According to an announcement yesterday by the Federal Aviation Administration (FAA), Starship and Superheavy are presently grounded pending the completion of SpaceX’s investigation of the engine failures in the Superheavy booster.

After a thorough assessment of the operation, the FAA has determined the May 22 SpaceX Starship Flight 12 launch resulted in a mishap. The mishap involved the Super Heavy booster as it flew back to the Gulf of America after stage separation. There are no reports of public injury or damage to public property. 

The FAA is requiring SpaceX to conduct a mishap investigation. The FAA will oversee the SpaceX-led investigation, be involved in every step of the process, and approve SpaceX’s final report, including any corrective actions.
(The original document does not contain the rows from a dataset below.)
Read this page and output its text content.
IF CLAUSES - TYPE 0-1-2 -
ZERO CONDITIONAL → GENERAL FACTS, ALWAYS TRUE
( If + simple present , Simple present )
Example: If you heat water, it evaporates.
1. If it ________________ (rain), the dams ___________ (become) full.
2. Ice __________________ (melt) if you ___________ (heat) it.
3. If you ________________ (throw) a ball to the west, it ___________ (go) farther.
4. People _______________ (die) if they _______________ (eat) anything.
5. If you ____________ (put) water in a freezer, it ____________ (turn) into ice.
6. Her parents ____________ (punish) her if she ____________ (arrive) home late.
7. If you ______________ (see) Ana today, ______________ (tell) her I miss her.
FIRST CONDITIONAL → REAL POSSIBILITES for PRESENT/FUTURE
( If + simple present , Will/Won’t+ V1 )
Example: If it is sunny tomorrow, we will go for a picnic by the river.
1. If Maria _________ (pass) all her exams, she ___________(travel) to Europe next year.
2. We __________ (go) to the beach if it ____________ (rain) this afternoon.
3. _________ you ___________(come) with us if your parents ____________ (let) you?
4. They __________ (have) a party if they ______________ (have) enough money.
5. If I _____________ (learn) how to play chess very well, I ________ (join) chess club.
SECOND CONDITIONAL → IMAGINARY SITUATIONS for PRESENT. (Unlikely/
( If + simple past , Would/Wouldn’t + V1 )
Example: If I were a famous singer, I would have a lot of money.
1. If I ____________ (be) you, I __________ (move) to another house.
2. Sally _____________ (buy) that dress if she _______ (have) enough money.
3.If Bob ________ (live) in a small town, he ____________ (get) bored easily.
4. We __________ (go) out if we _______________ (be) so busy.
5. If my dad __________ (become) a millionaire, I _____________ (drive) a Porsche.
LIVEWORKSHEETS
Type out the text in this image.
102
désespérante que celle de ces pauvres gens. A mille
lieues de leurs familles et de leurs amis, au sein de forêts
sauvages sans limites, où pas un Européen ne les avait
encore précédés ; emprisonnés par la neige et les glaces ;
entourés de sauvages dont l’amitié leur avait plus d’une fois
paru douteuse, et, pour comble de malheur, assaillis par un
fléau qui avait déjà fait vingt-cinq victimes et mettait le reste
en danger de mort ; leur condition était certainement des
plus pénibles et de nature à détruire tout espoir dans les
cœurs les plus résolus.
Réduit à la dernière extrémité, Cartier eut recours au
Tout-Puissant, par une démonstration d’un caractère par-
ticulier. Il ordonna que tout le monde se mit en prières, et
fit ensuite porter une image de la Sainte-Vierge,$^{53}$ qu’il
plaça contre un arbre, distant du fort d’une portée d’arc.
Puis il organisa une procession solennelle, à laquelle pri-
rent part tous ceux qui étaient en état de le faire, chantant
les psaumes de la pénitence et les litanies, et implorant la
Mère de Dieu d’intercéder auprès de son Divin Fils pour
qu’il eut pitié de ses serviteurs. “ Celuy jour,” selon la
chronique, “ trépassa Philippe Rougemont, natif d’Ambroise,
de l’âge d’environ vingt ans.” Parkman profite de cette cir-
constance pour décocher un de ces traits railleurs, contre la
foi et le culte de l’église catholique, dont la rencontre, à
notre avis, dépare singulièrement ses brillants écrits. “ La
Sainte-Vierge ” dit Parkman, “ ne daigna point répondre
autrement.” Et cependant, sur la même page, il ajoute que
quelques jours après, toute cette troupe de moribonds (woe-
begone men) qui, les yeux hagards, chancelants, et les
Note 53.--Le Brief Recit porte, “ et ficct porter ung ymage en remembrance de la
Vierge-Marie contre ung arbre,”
The propaganda press will make of more this than it should. Based on the FAA’s procedures since Trump took over from Biden, the agency is not going to slow things down. It mostly just observes closely the investigation after any mishap, and as soon as the company is itself satisfied with the solution and has instigated its planned fixes, the FAA issues its stamp of approval and allows flights to proceed immediately.

For example, it acted in this manner for the Starship/Superheavy tests in 2025. It also did the same for Blue Origin in its investigation of its recent New Glenn failure. In both cases there were no delays waiting for the agency to retype the company’s conclusions. The approval was immediate. Expect the same now.